I tested this in Kali Linux, var place got a 16 byte block of memory, in windows got 24 bytes block of its different OS but why 24 and not 32?

And in future guides of Hack Like a Pro: How to Build Your Own Exploits, will you make any advanced guide on how to take advantage of programing an malicious program, i think you are more focus on reverse engineering programs that are already made and find buffer vulns, what im saying is, something like a legit C program made by us(Social atack, make the victim think its legit) that at some point we use deprecated and vuln function like gets() and instead of a system command use our own exploit/malicious piece of code.

...or you could simply take one of the thousand free open source ssh / ftp / http servers out of sourceforge, and remove a buffer check in a pre-auth command. Modifying just a few lines of code may lead to BoF as well. It's a nice exercise if you want to practice.

My Point is, make it, we cant wait for 3rd party exploits to come out. And there are situations that is better make our own exploits than adapt code form others.

OTW, loving this series. Thank you for all the time you put into these.

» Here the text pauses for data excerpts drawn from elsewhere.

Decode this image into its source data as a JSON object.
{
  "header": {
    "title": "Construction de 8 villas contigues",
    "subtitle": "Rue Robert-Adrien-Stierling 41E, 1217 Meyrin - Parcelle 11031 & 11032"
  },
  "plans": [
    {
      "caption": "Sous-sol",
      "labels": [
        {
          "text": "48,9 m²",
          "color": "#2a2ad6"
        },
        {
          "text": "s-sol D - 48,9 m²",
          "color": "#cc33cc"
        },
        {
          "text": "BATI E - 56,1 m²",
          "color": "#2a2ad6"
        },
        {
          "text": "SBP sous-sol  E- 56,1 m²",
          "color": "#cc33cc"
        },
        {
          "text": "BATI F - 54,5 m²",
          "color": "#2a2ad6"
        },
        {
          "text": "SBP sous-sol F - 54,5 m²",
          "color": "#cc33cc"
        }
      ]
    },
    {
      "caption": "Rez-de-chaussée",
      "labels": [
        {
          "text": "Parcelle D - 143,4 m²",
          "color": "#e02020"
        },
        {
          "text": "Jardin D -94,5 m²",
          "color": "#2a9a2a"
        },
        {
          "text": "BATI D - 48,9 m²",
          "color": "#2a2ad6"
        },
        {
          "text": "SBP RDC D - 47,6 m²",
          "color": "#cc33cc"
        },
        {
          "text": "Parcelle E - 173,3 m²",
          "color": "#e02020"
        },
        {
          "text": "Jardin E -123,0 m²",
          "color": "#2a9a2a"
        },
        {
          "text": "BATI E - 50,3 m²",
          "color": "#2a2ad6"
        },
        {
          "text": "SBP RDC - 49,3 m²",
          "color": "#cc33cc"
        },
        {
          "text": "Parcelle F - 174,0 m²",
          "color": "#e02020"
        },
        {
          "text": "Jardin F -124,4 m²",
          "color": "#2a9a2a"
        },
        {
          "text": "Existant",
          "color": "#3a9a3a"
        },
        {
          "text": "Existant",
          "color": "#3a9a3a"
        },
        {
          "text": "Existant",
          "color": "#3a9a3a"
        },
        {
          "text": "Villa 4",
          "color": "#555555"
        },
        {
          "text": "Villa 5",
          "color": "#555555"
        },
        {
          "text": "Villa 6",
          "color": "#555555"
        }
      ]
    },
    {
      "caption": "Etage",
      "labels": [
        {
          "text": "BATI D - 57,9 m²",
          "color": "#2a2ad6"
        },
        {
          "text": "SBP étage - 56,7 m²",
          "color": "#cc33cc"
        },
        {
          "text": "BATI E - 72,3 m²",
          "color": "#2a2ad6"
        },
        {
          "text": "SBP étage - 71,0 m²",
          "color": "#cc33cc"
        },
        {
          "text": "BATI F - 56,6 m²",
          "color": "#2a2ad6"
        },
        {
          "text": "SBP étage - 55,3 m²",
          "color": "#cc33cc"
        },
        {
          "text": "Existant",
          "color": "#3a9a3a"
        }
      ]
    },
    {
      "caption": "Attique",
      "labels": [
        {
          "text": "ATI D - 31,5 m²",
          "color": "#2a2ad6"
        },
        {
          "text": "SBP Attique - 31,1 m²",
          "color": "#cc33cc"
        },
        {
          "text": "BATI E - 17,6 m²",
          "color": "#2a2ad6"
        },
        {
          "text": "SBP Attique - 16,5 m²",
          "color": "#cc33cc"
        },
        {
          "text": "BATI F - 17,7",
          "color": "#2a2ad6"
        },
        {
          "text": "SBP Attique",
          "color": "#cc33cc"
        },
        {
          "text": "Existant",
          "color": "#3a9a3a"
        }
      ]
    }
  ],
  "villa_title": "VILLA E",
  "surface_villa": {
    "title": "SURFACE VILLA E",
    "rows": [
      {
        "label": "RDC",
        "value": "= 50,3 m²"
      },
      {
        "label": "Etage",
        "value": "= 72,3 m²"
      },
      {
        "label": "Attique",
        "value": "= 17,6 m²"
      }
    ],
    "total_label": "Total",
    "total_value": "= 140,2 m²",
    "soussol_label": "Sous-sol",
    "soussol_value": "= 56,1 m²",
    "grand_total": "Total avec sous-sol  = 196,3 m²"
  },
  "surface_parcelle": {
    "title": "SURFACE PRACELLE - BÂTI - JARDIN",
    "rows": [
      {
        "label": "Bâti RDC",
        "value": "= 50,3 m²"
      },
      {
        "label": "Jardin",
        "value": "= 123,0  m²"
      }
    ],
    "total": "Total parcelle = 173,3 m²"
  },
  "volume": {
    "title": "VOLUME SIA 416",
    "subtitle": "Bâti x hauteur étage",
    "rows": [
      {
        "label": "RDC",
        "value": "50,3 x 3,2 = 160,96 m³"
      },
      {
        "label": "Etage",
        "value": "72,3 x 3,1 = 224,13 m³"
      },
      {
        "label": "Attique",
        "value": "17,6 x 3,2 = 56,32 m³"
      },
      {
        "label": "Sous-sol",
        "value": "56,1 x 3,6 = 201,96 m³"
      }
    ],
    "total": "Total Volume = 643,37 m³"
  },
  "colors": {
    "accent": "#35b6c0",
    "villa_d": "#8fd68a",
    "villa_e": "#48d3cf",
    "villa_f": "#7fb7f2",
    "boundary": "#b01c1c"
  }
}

It's probably worth mentioning for the benefit of other commenters here that your results won't necessarily be the same as the test run presented here. In my test run, I actually saw that my system (Windows 10 x64) allocated the space for systemcommand at a location in front of the space allocated for the place variable. In this case, the 3rd call to printf shows that the difference between place and systemcommand is a negative number, making it impossible to overflow place into systemcommand. If you run it a few times, you will eventually find an ideal situation to demonstrate the overflow.

To respond to NOPES about the 24 bytes of space, as I noticed when I ran the program, Windows systems obviously do not allocate memory sequentially on the stack. It could also have something to do with the compiler used. I used a MinGW distribution of the g++ compiler, just because that's what my IDE is set up to use. When it comes to memory allocation, you can expect different results on different platforms.

Correcting myself here... In OTW's example, we're not dealing with the stack. In C, malloc allocates memory on the heap, which is never guaranteed to be sequential. Memory allocated on the stack I believe is always sequential.

Why do we have to manually allocate the space for the variables ? When I let the Os handle the memory allocation, the addresses are WAAYYYYYYY too far apart.

Also, you haven't freed the variables. Is it okay ?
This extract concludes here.